The agreement was reached on Wednesday at Afreximbank’s headquarters in Cairo, Egypt. The signed agreement promised immediate disbursement of funds, a critical step that positions NNPC to actively support the Federal Government’s ongoing fiscal and monetary policies.
Here are eight important things you need to know about the Loan as explained by the company via its Twitter handle.
- The loan is not a crude-for-refined products swap but an upfront cash loan against proceeds from a limited amount of future crude oil production.
- The loan is not risky for NNPCL or the Nigerian Treasury. The exposure for NNPC is very limited, covering just a fraction of their entitlements. Additionally, there are no sovereign guarantees tied to this loan.
- The loan will assist NNPCL in settling taxes and royalties in advance. It will also equip the Federal Government with the necessary dollar liquidity to stabilize the Naira, with limited risk.
- The funds will be released in stages or tranches based on the specific needs and requirements of the Federal Government.
- A strengthened Naira as a result of this initiative will lead to a reduction in fuel costs. This means that if the Naira appreciates in value, the cost of fuel will drop and further increases will be halted.
- Subsidies are not coming back, but a stronger Naira will result in lower prices from the current level, making subsidies unnecessary. The deregulation policy remains unchanged.
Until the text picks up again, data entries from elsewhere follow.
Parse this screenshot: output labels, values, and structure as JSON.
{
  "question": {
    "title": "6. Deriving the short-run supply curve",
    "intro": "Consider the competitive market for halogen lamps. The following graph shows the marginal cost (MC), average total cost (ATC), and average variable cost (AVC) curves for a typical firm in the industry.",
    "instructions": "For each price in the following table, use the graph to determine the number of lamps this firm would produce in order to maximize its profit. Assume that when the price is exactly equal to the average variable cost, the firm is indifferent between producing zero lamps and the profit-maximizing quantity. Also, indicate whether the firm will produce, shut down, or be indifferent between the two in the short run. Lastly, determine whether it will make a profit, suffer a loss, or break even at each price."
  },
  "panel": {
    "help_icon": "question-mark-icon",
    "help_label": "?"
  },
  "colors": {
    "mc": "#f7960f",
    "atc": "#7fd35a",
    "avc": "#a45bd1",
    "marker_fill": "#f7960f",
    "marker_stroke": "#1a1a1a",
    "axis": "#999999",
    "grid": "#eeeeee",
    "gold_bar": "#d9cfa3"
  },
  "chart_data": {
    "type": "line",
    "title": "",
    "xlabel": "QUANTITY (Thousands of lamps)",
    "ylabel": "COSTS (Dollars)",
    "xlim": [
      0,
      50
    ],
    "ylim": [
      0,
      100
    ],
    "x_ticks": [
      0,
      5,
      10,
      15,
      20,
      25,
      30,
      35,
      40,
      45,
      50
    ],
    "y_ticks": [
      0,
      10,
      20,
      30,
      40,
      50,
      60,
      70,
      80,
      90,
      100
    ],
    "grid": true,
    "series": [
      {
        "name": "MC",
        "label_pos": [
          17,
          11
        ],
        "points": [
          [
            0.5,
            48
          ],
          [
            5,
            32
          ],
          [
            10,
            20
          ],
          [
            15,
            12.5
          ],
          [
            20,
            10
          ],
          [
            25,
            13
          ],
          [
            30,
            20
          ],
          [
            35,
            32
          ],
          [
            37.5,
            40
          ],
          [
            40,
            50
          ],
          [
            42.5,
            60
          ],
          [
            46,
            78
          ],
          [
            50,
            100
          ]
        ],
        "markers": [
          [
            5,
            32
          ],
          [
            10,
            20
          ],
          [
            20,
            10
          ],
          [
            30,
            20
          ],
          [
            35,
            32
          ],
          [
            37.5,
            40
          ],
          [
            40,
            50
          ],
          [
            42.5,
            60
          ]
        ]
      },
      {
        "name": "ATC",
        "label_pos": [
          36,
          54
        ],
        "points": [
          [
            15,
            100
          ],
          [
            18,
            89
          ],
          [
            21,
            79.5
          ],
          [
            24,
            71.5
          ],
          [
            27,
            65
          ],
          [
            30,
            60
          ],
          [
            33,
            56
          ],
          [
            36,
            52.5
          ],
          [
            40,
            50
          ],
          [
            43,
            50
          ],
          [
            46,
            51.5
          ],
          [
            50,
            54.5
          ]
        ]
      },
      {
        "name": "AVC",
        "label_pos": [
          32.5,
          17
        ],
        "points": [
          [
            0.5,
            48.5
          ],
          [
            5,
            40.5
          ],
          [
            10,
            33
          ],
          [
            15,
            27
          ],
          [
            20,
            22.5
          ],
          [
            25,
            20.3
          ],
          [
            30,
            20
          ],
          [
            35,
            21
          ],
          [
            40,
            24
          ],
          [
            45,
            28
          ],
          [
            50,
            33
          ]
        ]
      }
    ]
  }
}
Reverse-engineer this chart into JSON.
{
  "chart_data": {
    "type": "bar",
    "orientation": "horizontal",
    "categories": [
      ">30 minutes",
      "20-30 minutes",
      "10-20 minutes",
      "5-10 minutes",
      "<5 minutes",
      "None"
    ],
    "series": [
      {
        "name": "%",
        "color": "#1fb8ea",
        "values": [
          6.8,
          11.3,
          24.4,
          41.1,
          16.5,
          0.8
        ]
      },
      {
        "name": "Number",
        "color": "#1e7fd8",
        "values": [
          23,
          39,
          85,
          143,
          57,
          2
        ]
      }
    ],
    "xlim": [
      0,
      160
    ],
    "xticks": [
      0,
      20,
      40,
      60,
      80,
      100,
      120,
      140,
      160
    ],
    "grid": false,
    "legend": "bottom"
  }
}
- The loan will be repaid against a fraction of proceeds from future crude oil production. It’s a strategic move that ensures a balance between our current economic needs and future production capabilities.
- It is not like previous swap deals. This is not a crude for refined products agreement where the government does not earn any proceeds from the swap.
The policies are aimed at achieving stability in the exchange rate market, a pressing concern that has impacted the Nigerian Naira against the US Dollar.